Krohn linked up with coach Mike Barnow at Westchester Track Club, where he trained for various distances. Barnow's training program at Westchester TC was such that Krohn trained approximately 55–60 miles per week, with an emphasis on running on dirt and grass. On July 26, 1981, Krohn won the Dannon (race sponsor) 7-mile race around the Titicus Reservoir in a time of 33 minutes, 47 seconds, setting a course record in the process. At the second annual Greater Boston Track Club Invitational in 1983, Krohn won the indoor mile at Harvard University's indoor facility in 4:02.8. On July 27, 1985, Krohn ran his lifetime best 5000 meters in Oslo, Norway, in a race which was won by Saïd Aouita.
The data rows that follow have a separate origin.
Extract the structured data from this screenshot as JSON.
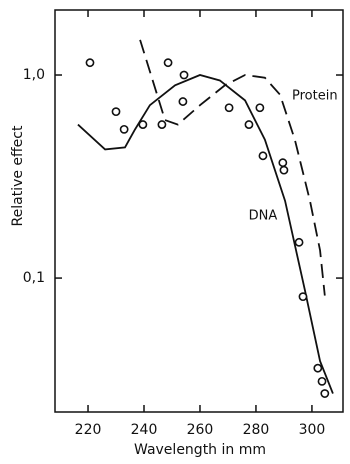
{
  "chart_data": {
    "type": "line",
    "x_label": "Wavelength in mm",
    "y_label": "Relative effect",
    "xlim": [
      208.2,
      311.1
    ],
    "ylim": [
      0.0219,
      2.09
    ],
    "ylog": true,
    "xticks": [
      220,
      240,
      260,
      280,
      300
    ],
    "yticks": [
      {
        "value": 1,
        "label": "1,0"
      },
      {
        "value": 0.1,
        "label": "0,1"
      }
    ],
    "color": "#111111",
    "series": [
      {
        "name": "DNA",
        "style": "solid",
        "x": [
          216.4,
          226.1,
          233.2,
          236.8,
          242.1,
          251.1,
          260,
          267.1,
          276.1,
          283.2,
          290.4,
          297.5,
          302.9,
          307.5
        ],
        "values": [
          0.57,
          0.43,
          0.44,
          0.54,
          0.71,
          0.89,
          1.0,
          0.94,
          0.75,
          0.48,
          0.24,
          0.087,
          0.039,
          0.027
        ]
      },
      {
        "name": "Protein",
        "style": "dashed",
        "x": [
          238.6,
          247.5,
          252.1,
          260,
          268.9,
          276.1,
          283.2,
          288.6,
          293.9,
          299.3,
          302.9,
          304.6
        ],
        "values": [
          1.49,
          0.6,
          0.57,
          0.71,
          0.89,
          1.0,
          0.97,
          0.8,
          0.48,
          0.24,
          0.137,
          0.082
        ]
      }
    ],
    "points": {
      "x": [
        220.7,
        230,
        232.9,
        239.6,
        246.4,
        248.6,
        254.3,
        253.9,
        270.4,
        277.5,
        281.4,
        282.5,
        289.6,
        290,
        295.4,
        296.8,
        302.1,
        303.6,
        304.6
      ],
      "values": [
        1.15,
        0.66,
        0.54,
        0.57,
        0.57,
        1.15,
        1.0,
        0.74,
        0.69,
        0.57,
        0.69,
        0.4,
        0.37,
        0.34,
        0.15,
        0.081,
        0.036,
        0.031,
        0.027
      ]
    }
  }
}
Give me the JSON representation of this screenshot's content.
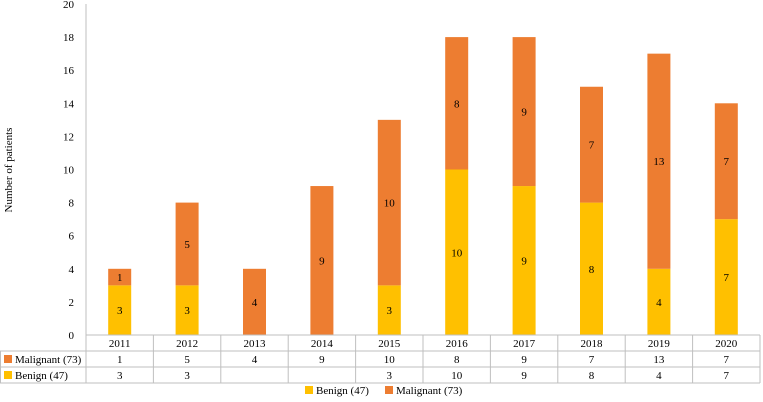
{
  "chart_data": {
    "type": "bar",
    "stacked": true,
    "categories": [
      "2011",
      "2012",
      "2013",
      "2014",
      "2015",
      "2016",
      "2017",
      "2018",
      "2019",
      "2020"
    ],
    "series": [
      {
        "name": "Benign (47)",
        "color": "#FFC000",
        "values": [
          3,
          3,
          null,
          null,
          3,
          10,
          9,
          8,
          4,
          7
        ]
      },
      {
        "name": "Malignant (73)",
        "color": "#ED7D31",
        "values": [
          1,
          5,
          4,
          9,
          10,
          8,
          9,
          7,
          13,
          7
        ]
      }
    ],
    "ylabel": "Number of patients",
    "ylim": [
      0,
      20
    ],
    "yticks": [
      0,
      2,
      4,
      6,
      8,
      10,
      12,
      14,
      16,
      18,
      20
    ],
    "grid": false,
    "data_table": true,
    "legend_position": "bottom"
  }
}
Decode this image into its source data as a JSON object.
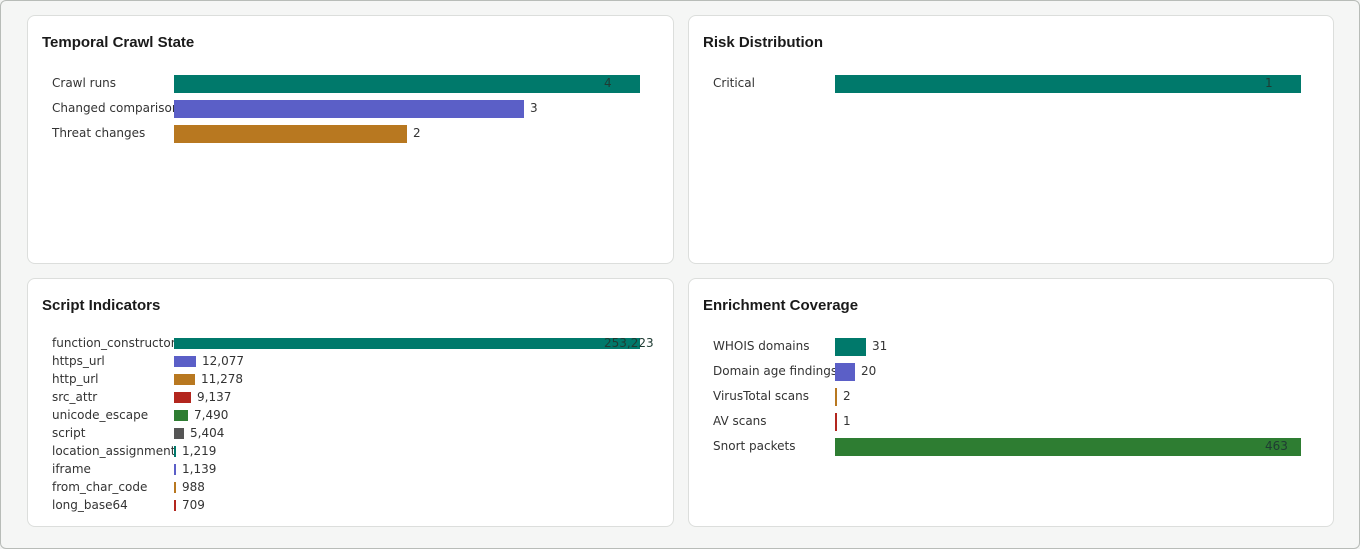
{
  "panels": [
    {
      "id": "p-temporal",
      "name": "temporal-crawl-state-panel",
      "title": "Temporal Crawl State",
      "layout": "large",
      "max": 4,
      "rows": [
        {
          "label": "Crawl runs",
          "value": 4,
          "display": "4",
          "color": "#00796b"
        },
        {
          "label": "Changed comparisons",
          "value": 3,
          "display": "3",
          "color": "#5b5fc7"
        },
        {
          "label": "Threat changes",
          "value": 2,
          "display": "2",
          "color": "#b87820"
        }
      ]
    },
    {
      "id": "p-risk",
      "name": "risk-distribution-panel",
      "title": "Risk Distribution",
      "layout": "large",
      "max": 1,
      "rows": [
        {
          "label": "Critical",
          "value": 1,
          "display": "1",
          "color": "#00796b"
        }
      ]
    },
    {
      "id": "p-script",
      "name": "script-indicators-panel",
      "title": "Script Indicators",
      "layout": "compact",
      "max": 253223,
      "rows": [
        {
          "label": "function_constructor",
          "value": 253223,
          "display": "253,223",
          "color": "#00796b"
        },
        {
          "label": "https_url",
          "value": 12077,
          "display": "12,077",
          "color": "#5b5fc7"
        },
        {
          "label": "http_url",
          "value": 11278,
          "display": "11,278",
          "color": "#b87820"
        },
        {
          "label": "src_attr",
          "value": 9137,
          "display": "9,137",
          "color": "#b3261e"
        },
        {
          "label": "unicode_escape",
          "value": 7490,
          "display": "7,490",
          "color": "#2e7d32"
        },
        {
          "label": "script",
          "value": 5404,
          "display": "5,404",
          "color": "#555555"
        },
        {
          "label": "location_assignment",
          "value": 1219,
          "display": "1,219",
          "color": "#00796b"
        },
        {
          "label": "iframe",
          "value": 1139,
          "display": "1,139",
          "color": "#5b5fc7"
        },
        {
          "label": "from_char_code",
          "value": 988,
          "display": "988",
          "color": "#b87820"
        },
        {
          "label": "long_base64",
          "value": 709,
          "display": "709",
          "color": "#b3261e"
        }
      ]
    },
    {
      "id": "p-enrich",
      "name": "enrichment-coverage-panel",
      "title": "Enrichment Coverage",
      "layout": "large",
      "max": 463,
      "rows": [
        {
          "label": "WHOIS domains",
          "value": 31,
          "display": "31",
          "color": "#00796b"
        },
        {
          "label": "Domain age findings",
          "value": 20,
          "display": "20",
          "color": "#5b5fc7"
        },
        {
          "label": "VirusTotal scans",
          "value": 2,
          "display": "2",
          "color": "#b87820"
        },
        {
          "label": "AV scans",
          "value": 1,
          "display": "1",
          "color": "#b3261e"
        },
        {
          "label": "Snort packets",
          "value": 463,
          "display": "463",
          "color": "#2e7d32"
        }
      ]
    }
  ]
}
That day, Krohn's 13:25.61 had him finish in 10th place in a deep international field.

===Masters===
As soon as Krohn turned 40, he qualified for the M40-44 Masters category, and made his masters debut at the 1999 World Masters Athletics Championships in Gateshead, where he placed second in the 1500 meters. On July 17, 1999, he recorded 3:52 in the 1500 meters.

==Personal life==
Krohn and his Gunnel have two children, Kevin and Kajsa. Since 1995, they have lived in Stockholm, Sweden.